Towards a smooth design process for static communicative node-link diagrams by Andre Spritzer, Jeremy Boy, Pierre Dragicevic, Jean-Daniel Fekete, and Carla M.D.S. Freitas presented a system called GraphCoiffure that can be used to create information graphics with graphs. The program has many useful functions for designers while retaining a set of graph layout algorithms to run at any time. It looked really interesting, too bad it’s not available to play with.
The short papers session on Friday morning had some good presentations, even if some of them were a bit preliminary.

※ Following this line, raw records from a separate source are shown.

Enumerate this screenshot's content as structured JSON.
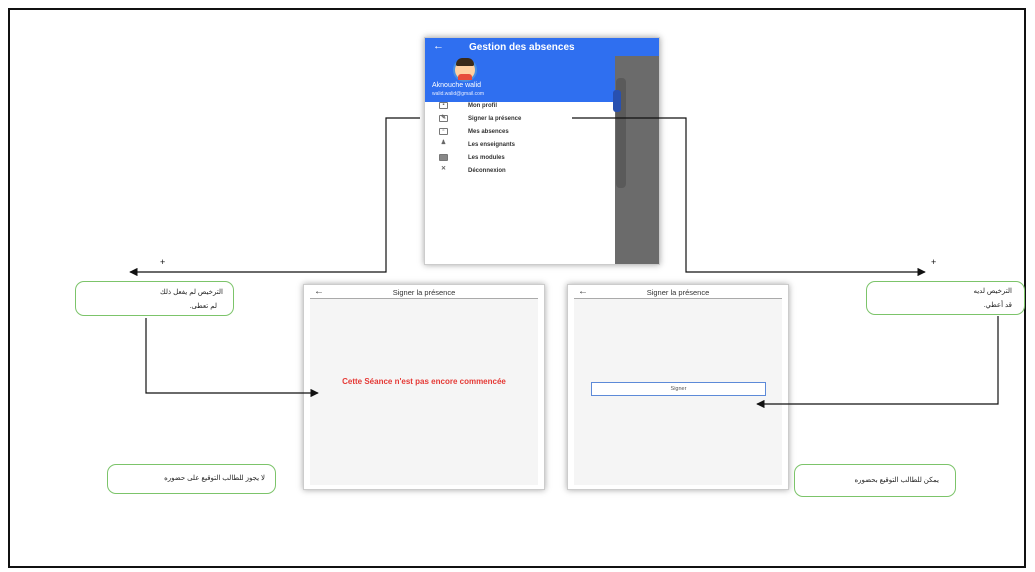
{
  "top_phone": {
    "app_title": "Gestion des absences",
    "back_icon": "arrow-left-icon",
    "user_name": "Aknouche walid",
    "user_email": "walid.walid@gmail.com",
    "menu": [
      {
        "label": "Mon profil",
        "icon": "profile-icon"
      },
      {
        "label": "Signer la présence",
        "icon": "sign-icon"
      },
      {
        "label": "Mes absences",
        "icon": "calendar-icon"
      },
      {
        "label": "Les enseignants",
        "icon": "teacher-icon"
      },
      {
        "label": "Les modules",
        "icon": "modules-icon"
      },
      {
        "label": "Déconnexion",
        "icon": "logout-icon"
      }
    ]
  },
  "left_phone": {
    "title": "Signer la présence",
    "message": "Cette Séance n'est pas encore commencée",
    "message_color": "#e53935"
  },
  "right_phone": {
    "title": "Signer la présence",
    "button_label": "Signer"
  },
  "notes": {
    "left_top_line1": "الترخيص لم يفعل ذلك",
    "left_top_line2": "لم تعطى.",
    "left_bottom": "لا يجوز للطالب التوقيع على حضوره",
    "right_top_line1": "الترخيص لديه",
    "right_top_line2": "قد أعطي.",
    "right_bottom": "يمكن للطالب التوقيع بحضوره"
  },
  "plus_sign": "+",
  "colors": {
    "app_bar": "#2f6ff0",
    "note_border": "#7cc46a"
  }
}
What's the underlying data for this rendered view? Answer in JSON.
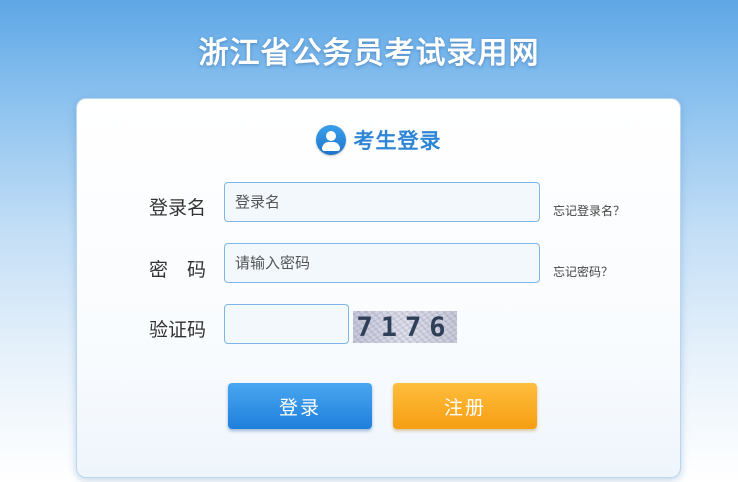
{
  "header": {
    "title": "浙江省公务员考试录用网"
  },
  "login_card": {
    "title": "考生登录",
    "icon": "user-avatar-icon",
    "username": {
      "label": "登录名",
      "placeholder": "登录名",
      "forgot": "忘记登录名？"
    },
    "password": {
      "label": "密　码",
      "placeholder": "请输入密码",
      "forgot": "忘记密码？"
    },
    "captcha": {
      "label": "验证码",
      "value": "",
      "image_text": "7176"
    },
    "buttons": {
      "login": "登录",
      "register": "注册"
    }
  },
  "colors": {
    "primary_blue": "#2f86d6",
    "login_button": "#1f80dc",
    "register_button": "#f59e12"
  }
}
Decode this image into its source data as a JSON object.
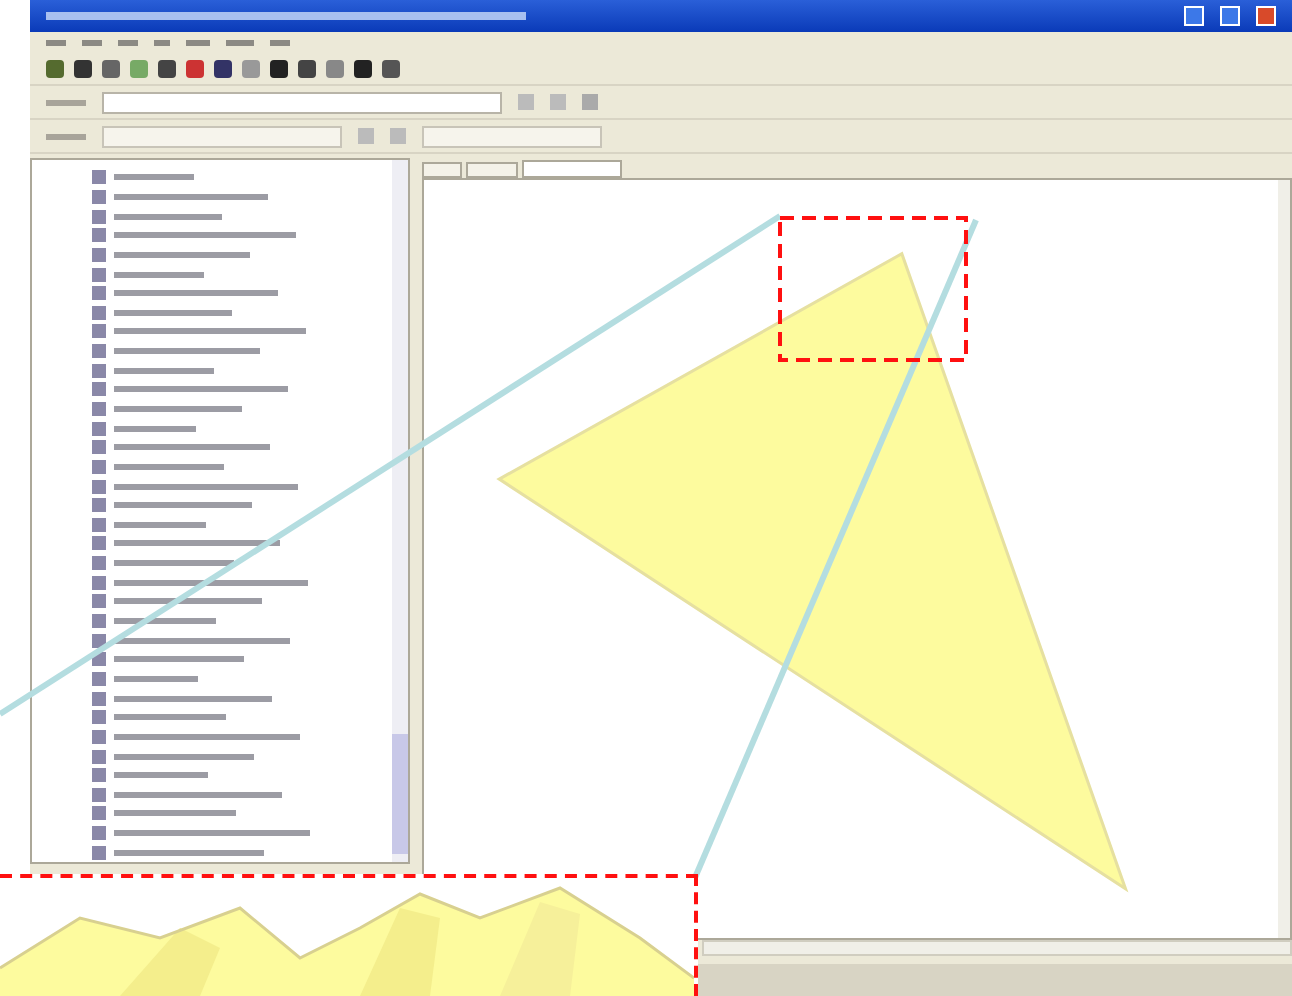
{
  "window": {
    "kind": "app"
  },
  "toolbar_rows": [
    {
      "kind": "icons"
    },
    {
      "kind": "field"
    },
    {
      "kind": "field"
    }
  ],
  "table_of_contents": {
    "items": [
      {
        "kind": "layer"
      },
      {
        "kind": "layer"
      },
      {
        "kind": "layer"
      },
      {
        "kind": "layer"
      },
      {
        "kind": "layer"
      },
      {
        "kind": "layer"
      },
      {
        "kind": "layer"
      },
      {
        "kind": "layer"
      },
      {
        "kind": "layer"
      },
      {
        "kind": "layer"
      },
      {
        "kind": "layer"
      },
      {
        "kind": "layer"
      },
      {
        "kind": "layer"
      },
      {
        "kind": "layer"
      },
      {
        "kind": "layer"
      },
      {
        "kind": "layer"
      },
      {
        "kind": "layer"
      },
      {
        "kind": "layer"
      },
      {
        "kind": "layer"
      },
      {
        "kind": "layer"
      },
      {
        "kind": "layer"
      },
      {
        "kind": "layer"
      },
      {
        "kind": "layer"
      },
      {
        "kind": "layer"
      },
      {
        "kind": "layer"
      },
      {
        "kind": "layer"
      },
      {
        "kind": "layer"
      },
      {
        "kind": "layer"
      },
      {
        "kind": "layer"
      },
      {
        "kind": "layer"
      },
      {
        "kind": "layer"
      },
      {
        "kind": "layer"
      },
      {
        "kind": "layer"
      },
      {
        "kind": "layer"
      },
      {
        "kind": "layer"
      },
      {
        "kind": "layer"
      }
    ]
  },
  "map_tabs": [
    {
      "selected": false
    },
    {
      "selected": false
    },
    {
      "selected": true
    }
  ],
  "map": {
    "features": [
      {
        "kind": "polygon"
      }
    ]
  },
  "callout": {
    "kind": "zoom"
  }
}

Towards Understanding Enjoyment and Flow in Information Visualization by Bahador Saket, Carlos Scheidegger, Stephen Kobourov proposes the use of Csikszentmihalyi’s flow concept to measure enjoyment of visualizations. Flow has a fairly well-defined set of criteria (challenge, focus, clarity, feedback, control, immersion) that can be assessed with Likert scales or similar. There was some discussion afterwards whether flow was really a valid measure of enjoyment, but it’s certainly closer than anything else I’ve seen so far.
ColorCAT: Guided Design of Colormaps for Combined Analysis Tasks by Sebastian Mittelstädt, Dominik Jäckle, Florian Stoffel, and Daniel Keim introduced the ColorCAT color design tool for combined analysis tasks. Depending on which of the three basic tasks, localize, identify, and/or compare, are desired, ColorCAT helps design color maps. The tool has several colorblind modes to design colors for people with color deficiencies. It’s currently written in Java, but my understanding is that Mittelstädt is working on a version that will live on the web. Either way, it’s available with full source code, which is nice.
Perhaps my favorite short paper was Interaction with uncertainty in visualisations by Advait Sarkar, Mateja Jamnik, Alan Blackwell, and Martin Spott. The idea is to show data with error bars from a first, crude query and then allow the user to trade off time versus accuracy. This of course requires a model to predict that, as well as a database that can be given time constrains like this. But I think this clearly has a lot of merit, even if there are certainly other approaches (such as progressive refinement without user interaction).
Conference dinners can be amazing or they can be uninspiring (like the last several years at VIS). The EuroVis dinner at Convento San Giuseppe set some new standards. The people there made all the food fresh, by hand, including gnocchi, lots of grilled meat, and nougat. The latter was particularly amazing, as it was soft and warm and just insanely good. There was also pottery, weaving, and a number of other things. The place was also beautiful, dating back to the Middle Ages.
The bar is set high for next year. Speaking of which: EuroVis 2016 will take place June 6-10, 2016 in Groningen, The Netherlands.